Barr defended his attempt to violently skew the content of the Mueller report and then to cover up Mueller’s serious objections to that in his appearance before the committee, and has followed up with a refusal to appear, as ordered, before the House Judiciary Committee today.

He managed his responses, ultimately, by distinguishing between a technical interpretation of the law, on the one side, and truth and morality on the other. His concern, he insisted, was solely for the former, a position that reflects the mentality of Trump himself, who knows and cares nothing for the realities of truth and morality.

This is the kind of moral rot that former FBI Director James Comey referred to in his New York Times commentary this week, whereby persons are corrupted by the influence of an amoral presidency, “lacking the inner strength to survive him” as he “eats your soul in small bites.”

This is the challenge confronting all who would take up the cause of truth and justice in these remarkable times. It is the challenge to stand resolutely for personal integrity and authenticity from deep inside each and every one of us. The moral fire associated with this needs to be stoked to take on the kind of disingenuous lying that Barr put on display before the committee.

Barr resorted to personal attacks on Mueller to diminish and discredit his report and his objections to Barr’s distortion and coverup of the report, calling Mueller’s letter of objection “snitty” and probably written by a subordinate.

We can step back now to see with greater clarity than ever, that this president is an amoral criminal with no internal moral compass who has run his entire adult life as an organized criminal enterprise.
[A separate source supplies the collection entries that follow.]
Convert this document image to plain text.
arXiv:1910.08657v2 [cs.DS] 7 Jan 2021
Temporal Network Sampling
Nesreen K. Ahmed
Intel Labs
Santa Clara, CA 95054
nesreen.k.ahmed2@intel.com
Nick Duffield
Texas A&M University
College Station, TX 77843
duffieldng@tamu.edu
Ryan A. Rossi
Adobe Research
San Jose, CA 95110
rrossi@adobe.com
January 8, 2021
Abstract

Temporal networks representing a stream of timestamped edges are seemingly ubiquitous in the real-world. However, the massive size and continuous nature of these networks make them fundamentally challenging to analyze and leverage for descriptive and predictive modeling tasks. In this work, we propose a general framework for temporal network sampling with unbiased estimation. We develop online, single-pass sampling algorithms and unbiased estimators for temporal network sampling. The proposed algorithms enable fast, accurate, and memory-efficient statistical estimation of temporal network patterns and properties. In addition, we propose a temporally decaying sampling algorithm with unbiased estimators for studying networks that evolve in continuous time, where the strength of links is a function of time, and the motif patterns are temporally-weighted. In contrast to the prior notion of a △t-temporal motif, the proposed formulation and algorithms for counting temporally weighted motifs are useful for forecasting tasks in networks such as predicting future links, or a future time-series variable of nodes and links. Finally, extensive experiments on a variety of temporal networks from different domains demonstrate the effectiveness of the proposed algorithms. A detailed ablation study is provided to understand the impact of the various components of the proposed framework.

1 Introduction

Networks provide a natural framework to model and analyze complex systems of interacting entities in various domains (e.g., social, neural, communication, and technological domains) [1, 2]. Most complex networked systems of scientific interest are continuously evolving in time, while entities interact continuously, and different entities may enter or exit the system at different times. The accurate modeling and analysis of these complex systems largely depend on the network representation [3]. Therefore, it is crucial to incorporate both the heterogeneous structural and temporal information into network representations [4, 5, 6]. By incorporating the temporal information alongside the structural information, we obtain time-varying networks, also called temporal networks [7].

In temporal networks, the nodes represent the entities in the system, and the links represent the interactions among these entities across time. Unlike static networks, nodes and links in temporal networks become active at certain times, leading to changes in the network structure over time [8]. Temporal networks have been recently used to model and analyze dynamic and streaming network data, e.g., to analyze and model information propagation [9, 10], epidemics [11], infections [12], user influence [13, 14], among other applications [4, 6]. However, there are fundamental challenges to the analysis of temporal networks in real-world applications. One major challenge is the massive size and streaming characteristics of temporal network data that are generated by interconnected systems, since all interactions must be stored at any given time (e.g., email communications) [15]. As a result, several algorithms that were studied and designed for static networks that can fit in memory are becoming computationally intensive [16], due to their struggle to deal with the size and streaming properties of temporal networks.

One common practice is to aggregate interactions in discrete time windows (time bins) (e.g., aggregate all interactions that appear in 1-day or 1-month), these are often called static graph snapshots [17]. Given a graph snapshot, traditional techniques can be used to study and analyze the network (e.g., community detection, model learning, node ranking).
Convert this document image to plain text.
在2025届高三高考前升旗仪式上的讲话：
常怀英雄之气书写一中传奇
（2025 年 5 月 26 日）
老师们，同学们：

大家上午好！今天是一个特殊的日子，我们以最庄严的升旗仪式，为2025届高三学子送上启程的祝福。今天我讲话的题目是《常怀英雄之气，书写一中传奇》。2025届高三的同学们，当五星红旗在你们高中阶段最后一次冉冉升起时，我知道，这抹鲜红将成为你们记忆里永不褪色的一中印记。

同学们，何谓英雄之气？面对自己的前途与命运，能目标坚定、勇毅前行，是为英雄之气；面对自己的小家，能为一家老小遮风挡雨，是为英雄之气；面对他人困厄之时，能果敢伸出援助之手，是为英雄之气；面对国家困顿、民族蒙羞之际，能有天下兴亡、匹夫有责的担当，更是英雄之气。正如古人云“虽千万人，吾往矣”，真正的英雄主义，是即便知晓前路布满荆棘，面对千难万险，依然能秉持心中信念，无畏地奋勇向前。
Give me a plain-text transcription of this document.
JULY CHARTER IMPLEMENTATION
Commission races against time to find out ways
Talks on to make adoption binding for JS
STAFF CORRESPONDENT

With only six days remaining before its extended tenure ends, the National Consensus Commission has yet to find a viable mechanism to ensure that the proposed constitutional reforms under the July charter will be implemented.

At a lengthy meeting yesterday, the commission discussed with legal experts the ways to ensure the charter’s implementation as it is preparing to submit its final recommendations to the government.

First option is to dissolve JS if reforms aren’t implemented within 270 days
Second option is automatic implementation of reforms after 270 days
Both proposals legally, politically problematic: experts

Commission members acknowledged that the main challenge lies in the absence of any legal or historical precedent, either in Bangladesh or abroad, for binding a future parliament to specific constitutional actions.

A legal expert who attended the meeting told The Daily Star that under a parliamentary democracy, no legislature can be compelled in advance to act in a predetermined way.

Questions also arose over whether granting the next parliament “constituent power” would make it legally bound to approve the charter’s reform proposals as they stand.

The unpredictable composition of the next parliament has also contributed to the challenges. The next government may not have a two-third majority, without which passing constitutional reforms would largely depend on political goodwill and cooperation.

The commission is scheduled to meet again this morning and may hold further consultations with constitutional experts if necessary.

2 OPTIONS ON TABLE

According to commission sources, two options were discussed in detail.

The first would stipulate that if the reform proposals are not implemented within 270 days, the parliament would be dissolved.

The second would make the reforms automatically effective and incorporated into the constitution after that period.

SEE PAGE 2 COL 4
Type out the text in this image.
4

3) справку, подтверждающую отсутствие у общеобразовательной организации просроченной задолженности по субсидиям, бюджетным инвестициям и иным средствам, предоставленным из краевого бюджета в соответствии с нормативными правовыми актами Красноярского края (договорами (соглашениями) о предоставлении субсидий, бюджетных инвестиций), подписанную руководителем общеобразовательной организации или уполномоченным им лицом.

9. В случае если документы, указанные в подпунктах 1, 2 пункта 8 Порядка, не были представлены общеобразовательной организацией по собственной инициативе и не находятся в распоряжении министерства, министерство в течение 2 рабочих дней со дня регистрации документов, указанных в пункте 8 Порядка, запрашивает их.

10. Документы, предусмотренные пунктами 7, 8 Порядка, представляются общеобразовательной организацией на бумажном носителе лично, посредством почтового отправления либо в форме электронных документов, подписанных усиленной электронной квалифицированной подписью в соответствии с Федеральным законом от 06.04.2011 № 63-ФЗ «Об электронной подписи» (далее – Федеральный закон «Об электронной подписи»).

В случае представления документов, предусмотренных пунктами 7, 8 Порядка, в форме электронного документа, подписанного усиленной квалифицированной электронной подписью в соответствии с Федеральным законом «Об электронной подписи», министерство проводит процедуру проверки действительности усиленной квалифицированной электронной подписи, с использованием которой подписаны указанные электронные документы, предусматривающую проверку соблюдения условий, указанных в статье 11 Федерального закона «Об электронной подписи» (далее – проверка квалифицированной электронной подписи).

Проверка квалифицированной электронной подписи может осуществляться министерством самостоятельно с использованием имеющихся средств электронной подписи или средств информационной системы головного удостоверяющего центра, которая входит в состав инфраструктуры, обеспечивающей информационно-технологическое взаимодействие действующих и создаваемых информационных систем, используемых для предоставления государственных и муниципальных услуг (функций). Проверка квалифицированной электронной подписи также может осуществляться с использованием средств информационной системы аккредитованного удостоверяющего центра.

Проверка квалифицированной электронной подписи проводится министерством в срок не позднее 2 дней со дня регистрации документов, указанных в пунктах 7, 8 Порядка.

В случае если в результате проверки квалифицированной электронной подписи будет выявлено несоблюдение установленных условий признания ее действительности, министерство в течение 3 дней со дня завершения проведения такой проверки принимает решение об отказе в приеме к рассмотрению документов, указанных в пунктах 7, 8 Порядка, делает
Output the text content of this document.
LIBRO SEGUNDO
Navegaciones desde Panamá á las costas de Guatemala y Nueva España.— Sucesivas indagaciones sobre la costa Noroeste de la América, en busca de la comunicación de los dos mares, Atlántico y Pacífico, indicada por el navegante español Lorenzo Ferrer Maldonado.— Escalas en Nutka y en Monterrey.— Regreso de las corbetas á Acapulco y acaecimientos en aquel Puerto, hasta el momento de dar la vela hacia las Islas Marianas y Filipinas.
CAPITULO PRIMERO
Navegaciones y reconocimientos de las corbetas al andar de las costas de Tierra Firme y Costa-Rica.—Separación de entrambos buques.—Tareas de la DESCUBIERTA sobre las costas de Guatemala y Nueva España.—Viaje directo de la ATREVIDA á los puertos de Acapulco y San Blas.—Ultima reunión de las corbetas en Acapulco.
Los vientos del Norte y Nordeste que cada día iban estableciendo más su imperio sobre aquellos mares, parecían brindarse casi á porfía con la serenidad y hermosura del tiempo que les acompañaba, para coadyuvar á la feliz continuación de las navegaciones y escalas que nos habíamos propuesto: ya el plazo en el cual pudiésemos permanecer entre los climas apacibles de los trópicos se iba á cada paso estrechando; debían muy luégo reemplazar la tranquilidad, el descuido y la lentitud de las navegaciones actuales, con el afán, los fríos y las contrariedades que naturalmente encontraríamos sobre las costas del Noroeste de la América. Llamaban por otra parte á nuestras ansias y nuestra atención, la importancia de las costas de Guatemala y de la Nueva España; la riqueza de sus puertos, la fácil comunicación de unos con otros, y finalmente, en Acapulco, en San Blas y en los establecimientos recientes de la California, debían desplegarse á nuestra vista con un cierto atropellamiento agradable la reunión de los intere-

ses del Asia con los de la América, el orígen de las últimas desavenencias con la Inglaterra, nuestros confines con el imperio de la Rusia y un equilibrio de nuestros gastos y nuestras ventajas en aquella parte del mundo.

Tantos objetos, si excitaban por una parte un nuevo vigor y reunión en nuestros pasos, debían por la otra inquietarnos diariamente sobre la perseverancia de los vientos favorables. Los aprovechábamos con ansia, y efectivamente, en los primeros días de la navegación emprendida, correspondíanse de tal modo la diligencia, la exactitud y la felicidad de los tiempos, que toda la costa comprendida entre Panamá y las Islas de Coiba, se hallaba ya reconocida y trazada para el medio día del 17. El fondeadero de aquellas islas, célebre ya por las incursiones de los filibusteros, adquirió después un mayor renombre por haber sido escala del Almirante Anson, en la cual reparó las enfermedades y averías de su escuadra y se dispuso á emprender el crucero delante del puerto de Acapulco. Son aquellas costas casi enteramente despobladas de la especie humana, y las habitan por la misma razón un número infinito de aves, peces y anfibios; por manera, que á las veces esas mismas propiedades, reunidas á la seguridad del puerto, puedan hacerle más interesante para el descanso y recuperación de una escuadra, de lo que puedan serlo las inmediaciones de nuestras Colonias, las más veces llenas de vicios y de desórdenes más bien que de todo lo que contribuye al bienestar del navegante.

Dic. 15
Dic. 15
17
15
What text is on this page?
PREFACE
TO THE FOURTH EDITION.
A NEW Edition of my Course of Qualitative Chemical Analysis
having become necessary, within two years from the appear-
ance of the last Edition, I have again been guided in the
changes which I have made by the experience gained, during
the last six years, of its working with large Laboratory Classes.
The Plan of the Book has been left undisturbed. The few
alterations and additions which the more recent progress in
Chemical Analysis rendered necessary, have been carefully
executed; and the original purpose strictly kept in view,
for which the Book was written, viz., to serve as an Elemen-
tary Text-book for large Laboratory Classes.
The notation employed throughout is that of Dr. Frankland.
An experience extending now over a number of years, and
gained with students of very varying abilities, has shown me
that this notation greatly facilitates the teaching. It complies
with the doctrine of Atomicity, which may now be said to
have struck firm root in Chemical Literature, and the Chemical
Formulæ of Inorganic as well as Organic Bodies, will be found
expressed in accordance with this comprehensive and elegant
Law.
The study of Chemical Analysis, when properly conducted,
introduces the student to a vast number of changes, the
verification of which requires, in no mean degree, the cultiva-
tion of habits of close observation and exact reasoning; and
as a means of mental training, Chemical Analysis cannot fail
Profoundly morally compromised people like Barr and Sen. Lindsey Graham are best understood for how they are swept under his corrupt influence. They become his replicants.

A lot of Americans may be staring, stunned and wide-eyed, by this spectacle, as if watching an episode of Game of Thrones, finding it hard to believe this can be real. The nation as a whole has become conditioned by two years of a president who has reduced reality to streams of late night tweets and, as the Washington Post documented, over 10,000 lies and counting. We saw our destiny in the president’s very first day in office, when he compelled his press secretary to come before the press corps like a brainwashed Manchurian candidate and insist that attendance at the Inauguration was not what every single person could see for himself.

We, as a nation, need to appreciate the extent to which we’ve been conditioned by this extraordinary phenomenon that began polluting the political process during the primaries when Trump undertook name calling and bullying and got away with it, stoked by the cable news media whose ratings were always skewed by the tastes of radical fringe viewers.

Framing the choices before us as a battle for the soul of the nation is spot on. Trump is not wrong. He is evil, if not the author of evil, and if the Mueller report shows anything it is how that evil has operated in the open, with the main issue being people’s inability to see this for what it actually is.